Looping, as it pertains to K-12 education, is the practice of moving groups of children up from one grade to the next with the same teacher. My wife is a retired elementary school teacher who was deeply involved in looping with her students, and I’m a retired middle school teacher who participated in this practice for the last four years of my career. Over the years, we've had many discussions comparing our experience, and we’ve come to realize that there are both drawbacks and benefits of looping in education. (Full disclosure: We both enjoyed the experience!)
Looping can take different forms. My wife’s experience in elementary school was a traditional example. She would have a class of third-grade students, and the next year she would have the same students as fourth and then fifth graders—or she would have a class of combined grades over several years. In my middle school experience, I taught students of various ages in each of my four science blocks. The students were grouped according to data that showed their mastery of the discipline and a projection of future success as determined by local and state benchmark tests.
In the school where I taught, every student was also placed in a “family” (or homeroom), which was randomly grouped, and they would remain in the same "family" for all three years. Essentially, my sixth graders had the benefit of seventh and eighth graders as mentors, guides, and helpers. By the time the sixth graders reached the older grades, they knew what was expected of them to become mentors themselves.
Benefits and Disadvantages of Looping in Education
With that, let’s take a look at the pros and cons of looping—what makes it an effective practice in school districts and where it falls short.
Benefits of Looping
1. You can build stronger relationships.
The main benefit of looping in education is that the teacher and the students know each other. Students know the teacher’s expectations and routine. No time is lost in introducing and embedding classroom culture.
The time it takes for a student to learn the classroom culture will be somewhat shorter than the time required for the teacher to learn about each individual student. To be effective, the teacher needs to know how each student learns, what shuts them down, what lights them up, and what baggage they bring to class. Looping with the students saves the teacher the time required to connect to that student every year and provides the teacher with the most precious gift of time.
The current pandemic has affected all aspects of our lives, so how we educate and interact with our students in remote or hybrid settings is new for many of us. This sudden shift has created a world full of anxious, confused, and frustrated students, parents, and teachers. If you start the year with an established relationship and a mutual understanding of the student, and both the parents and teachers have established mutual goals, that stress and tension can be mitigated.
2. You help students grow on their journey.
With looping, you and your students become like a family. And over time, the teacher and the students’ families make deeper connections. This relationship, like all families, can become strained. But looping can give teachers and families the time to recognize what they have in common—that they both love the students and want them to succeed. I once taught a young man who was on the autism spectrum. My first experience with his very involved mom was difficult. Over the next three years, we became a very powerful team, and the young man, now a college graduate and an educator, is one of my heroes.
3. Students can more easily transition to higher grades.
Looping, whether it be Grades K–2, 3–5, or 6–8, requires the teacher to be fully immersed in all three grades' standard course of study. In my wife’s elementary class, students would be grouped by age and would learn that grade’s standards. The advantage of this format is that a teacher has an understanding of what that student brings from last year and can make better connections to the current year’s curriculum.
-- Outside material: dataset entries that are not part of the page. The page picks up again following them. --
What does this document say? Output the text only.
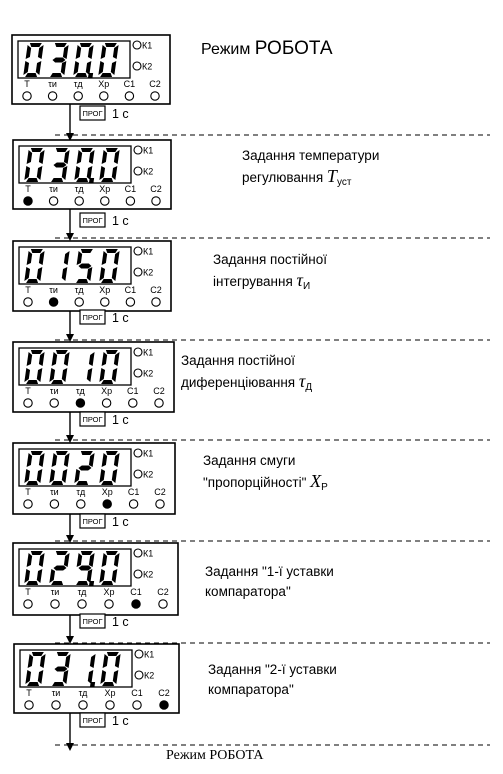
К1
К2
T τи τд Хр С1 С2
ПРОГ 1 с
К1
К2
T τи τд Хр С1 С2
ПРОГ 1 с
К1
К2
T τи τд Хр С1 С2
ПРОГ 1 с
К1
К2
T τи τд Хр С1 С2
ПРОГ 1 с
К1
К2
T τи τд Хр С1 С2
ПРОГ 1 с
К1
К2
T τи τд Хр С1 С2
ПРОГ 1 с
К1
К2
T τи τд Хр С1 С2
ПРОГ 1 с
Режим РОБОТА
Задання температури
регулювання $T_{уст}$
Задання постійної
інтегрування $\tau_И$
Задання постійної
диференціювання $\tau_Д$
Задання смуги
"пропорційності" $X_Р$
Задання "1-ї уставки
компаратора"
Задання "2-ї уставки
компаратора"
Режим РОБОТА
"You and your students become like a family. And over time, the teacher and the students’ families make deeper connections."
In my middle school teaching experience, students were grouped by mastery, not age. In since disciplines—in my case, science—you teach the same topics each year but at the level of mastery of the class in front of you. A student’s learning is a journey; what they are learning is connected to what they already know and to what they are going to be expected to know. A teacher who has a deeper knowledge of curriculum standards before and after the grade levels they are teaching is better equipped to help students make those connections and seamlessly transition from one grade to the next.
Disadvantages of Looping
1. Implementation can be challenging.
It is often challenging to convince other teachers to commit to a looping format and an administration to support you in implementing looping. If you move each year to a different grade, you need to find another teacher who is willing to move to the grade you vacated. That kind of cooperation and planning and agreement is difficult. You can loop on your own by having students of mixed grades in your classes, which creates problems. For instance, at the middle school level, you would need your administration to commit to looping for the entire school in order for it to operate under this plan, which can take an incredible amount of buy-in.
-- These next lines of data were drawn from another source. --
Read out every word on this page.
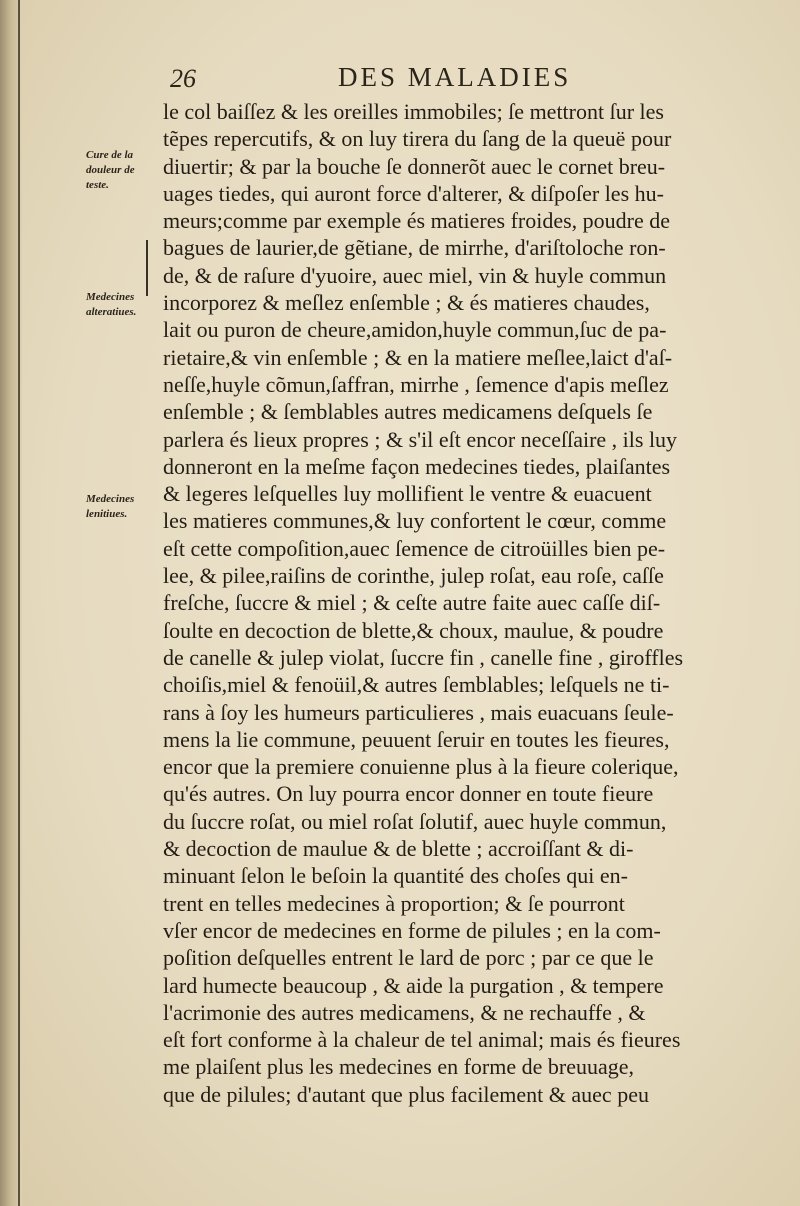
26	DES MALADIES
Cure de la
douleur de
teste.
Medecines
alteratiues.
Medecines
lenitiues.
le col baiſſez & les oreilles immobiles; ſe mettront ſur les
tẽpes repercutifs, & on luy tirera du ſang de la queuë pour
diuertir; & par la bouche ſe donnerõt auec le cornet breu-
uages tiedes, qui auront force d'alterer, & diſpoſer les hu-
meurs;comme par exemple és matieres froides, poudre de
bagues de laurier,de gẽtiane, de mirrhe, d'ariſtoloche ron-
de, & de raſure d'yuoire, auec miel, vin & huyle commun
incorporez & meſlez enſemble ; & és matieres chaudes,
lait ou puron de cheure,amidon,huyle commun,ſuc de pa-
rietaire,& vin enſemble ; & en la matiere meſlee,laict d'aſ-
neſſe,huyle cõmun,ſaffran, mirrhe , ſemence d'apis meſlez
enſemble ; & ſemblables autres medicamens deſquels ſe
parlera és lieux propres ; & s'il eſt encor neceſſaire , ils luy
donneront en la meſme façon medecines tiedes, plaiſantes
& legeres leſquelles luy mollifient le ventre & euacuent
les matieres communes,& luy confortent le cœur, comme
eſt cette compoſition,auec ſemence de citroüilles bien pe-
lee, & pilee,raiſins de corinthe, julep roſat, eau roſe, caſſe
freſche, ſuccre & miel ; & ceſte autre faite auec caſſe diſ-
ſoulte en decoction de blette,& choux, maulue, & poudre
de canelle & julep violat, ſuccre fin , canelle fine , giroffles
choiſis,miel & fenoüil,& autres ſemblables; leſquels ne ti-
rans à ſoy les humeurs particulieres , mais euacuans ſeule-
mens la lie commune, peuuent ſeruir en toutes les fieures,
encor que la premiere conuienne plus à la fieure colerique,
qu'és autres. On luy pourra encor donner en toute fieure
du ſuccre roſat, ou miel roſat ſolutif, auec huyle commun,
& decoction de maulue & de blette ; accroiſſant & di-
minuant ſelon le beſoin la quantité des choſes qui en-
trent en telles medecines à proportion; & ſe pourront
vſer encor de medecines en forme de pilules ; en la com-
poſition deſquelles entrent le lard de porc ; par ce que le
lard humecte beaucoup , & aide la purgation , & tempere
l'acrimonie des autres medicamens, & ne rechauffe , &
eſt fort conforme à la chaleur de tel animal; mais és fieures
me plaiſent plus les medecines en forme de breuuage,
que de pilules; d'autant que plus facilement & auec peu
2. Students experience class with only one.
With looping over a three-year period, a student becomes accustomed to one teacher's classroom culture, idiosyncrasies, and methods. Transitioning to another teacher after years with the same one can be difficult.
3. The curriculum needs to advance with the students.
Looping requires the teacher to be reflective on students’ every success and failure, which isn’t necessarily a negative thing. However, it is more time-consuming in the sense that the successful lesson you used during one school year likely cannot just be used again the following year if you are teaching a different grade. Then, three years later, when you are back to teaching the younger grade, you probably won’t want to use a three-year-old lesson plan. With looping, a teacher’s curriculum needs to evolve as the students get older.
Ultimately, my wife and I would recommend you try looping with students if given a chance—the joy of family awaits you.
The views expressed in this article are those of the author and do not necessarily represent those of HMH.